The film endures its sole pacing struggle in the second act; hanging in the awkward space where we only half-care about our characters and providing just short of the action necessary to maintain a wider audience’s attention.  But Tavares and Kaluuya don’t waste this dip in pace, devoting time to occasionally tedious but sufficiently heartwarming scenes depicting the blossoming bond between Izi (Kane Robinson) and Benji (Jedaiah Bannerman).

The Kitchen enchants most effectively with this kind of humanity. The estate’s tight-knit neighbourhood mirrors the collective care of the tread-upon of Modern Britain, and we see our own values reflected in the dystopian masses. Community defines them. A frame shot in the complex itself is rarely missing a token of togetherness, from linked hands amongst the bustle of the busy market to a candlelit vigil glowing across hundreds of silent windowsills. Art binds them. Pockets of simmering sub-culture occupy skate parks and underground rinks that overflow with artistry in a vibrant depiction of young, black talent. Music heals them. Ian Wright spins soul classics and whispers wisdom over Kitchen Radio as a tuned-in community chief reminiscent of Sam Jackson’s DJ in Do The Right Thing. When he’s slaughtered by police, mourners fill his chapel with song in a whiplash-moment of brutal stillness in an otherwise non-stop story.

It’s moments like these that define The Kitchen. Moments of stomach-churning cruelty underpinned by the beating heart of a community that stands undefeated by the powers that be. Frames that nearly buckle under the magnitude of the opposing forces contained within them. Rage and love. War and peace. Solidarity and hatred. One moment, we’re soaring with Izi through the steel jungle of a hyper-gentrified London, the next we’re clutching Benji’s hand as he sits dutifully by his mother’s grave. And nowhere is the conflict between these two energies depicted more powerfully than the internal struggles of Benji and Staples.
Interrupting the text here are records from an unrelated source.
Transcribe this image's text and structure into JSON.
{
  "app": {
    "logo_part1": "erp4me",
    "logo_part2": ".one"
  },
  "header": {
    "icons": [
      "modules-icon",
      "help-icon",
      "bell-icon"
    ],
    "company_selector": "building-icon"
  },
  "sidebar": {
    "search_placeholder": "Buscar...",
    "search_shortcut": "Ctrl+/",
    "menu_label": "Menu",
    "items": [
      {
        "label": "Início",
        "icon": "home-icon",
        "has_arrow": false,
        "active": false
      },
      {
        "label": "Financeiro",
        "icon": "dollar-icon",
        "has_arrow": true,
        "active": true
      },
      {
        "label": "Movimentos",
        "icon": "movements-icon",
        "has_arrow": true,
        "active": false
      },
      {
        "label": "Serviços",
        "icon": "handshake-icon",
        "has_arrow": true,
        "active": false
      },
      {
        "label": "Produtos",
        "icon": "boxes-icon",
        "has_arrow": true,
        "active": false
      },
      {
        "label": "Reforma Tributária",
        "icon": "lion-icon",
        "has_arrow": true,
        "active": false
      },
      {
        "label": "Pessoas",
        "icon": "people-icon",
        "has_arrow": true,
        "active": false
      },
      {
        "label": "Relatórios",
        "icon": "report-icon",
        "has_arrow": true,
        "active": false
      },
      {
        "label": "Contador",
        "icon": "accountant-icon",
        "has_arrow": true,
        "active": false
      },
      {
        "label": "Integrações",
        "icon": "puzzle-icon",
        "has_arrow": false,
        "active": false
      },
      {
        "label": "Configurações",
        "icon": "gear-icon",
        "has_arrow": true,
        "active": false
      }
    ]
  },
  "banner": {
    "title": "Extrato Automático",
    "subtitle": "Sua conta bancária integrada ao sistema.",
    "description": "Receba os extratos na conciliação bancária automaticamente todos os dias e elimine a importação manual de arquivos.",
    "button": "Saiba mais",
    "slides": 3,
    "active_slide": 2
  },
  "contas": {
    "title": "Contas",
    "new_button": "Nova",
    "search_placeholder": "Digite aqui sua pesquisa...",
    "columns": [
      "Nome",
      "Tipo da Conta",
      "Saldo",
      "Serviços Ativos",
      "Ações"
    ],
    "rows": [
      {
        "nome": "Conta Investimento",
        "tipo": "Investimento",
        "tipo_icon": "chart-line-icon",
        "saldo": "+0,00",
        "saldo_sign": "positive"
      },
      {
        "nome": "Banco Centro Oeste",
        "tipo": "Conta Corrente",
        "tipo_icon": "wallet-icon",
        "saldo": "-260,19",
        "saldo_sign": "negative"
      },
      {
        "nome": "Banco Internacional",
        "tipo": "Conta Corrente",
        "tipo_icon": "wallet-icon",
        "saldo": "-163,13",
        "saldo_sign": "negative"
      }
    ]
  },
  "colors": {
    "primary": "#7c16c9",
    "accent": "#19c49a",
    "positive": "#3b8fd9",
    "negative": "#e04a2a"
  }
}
Jedaiah Bannerman and Hope Ikpoku Jnr. (Staples) complete the shining trio of talent in The Kitchen. Bannerman is stunningly raw as the newly orphaned teenager searching for purpose in a city of indifference, approaching every shot with the maturity of a seasoned professional. Ikpoku Jnr, fresh off the trail of a gripping turn in Top Boy, is equally flawless as Staples, balancing the tenderness of young hope with the consuming rage of collective grief in a sucker punch performance.

It’s an impressive feat that Kaluuya and Tavares squeeze this kind of cinematic scope into a tidy 105 minutes, let alone that they do it so well. In under two hours, we witness a community bloom, resist, decay and re-build, and rarely lose our footing along the way. Although The Kitchen occasionally treads over familiar narrative ground, its grounding performances, fascinating visuals and the sheer heart of it all, means there’s also nothing quite like it.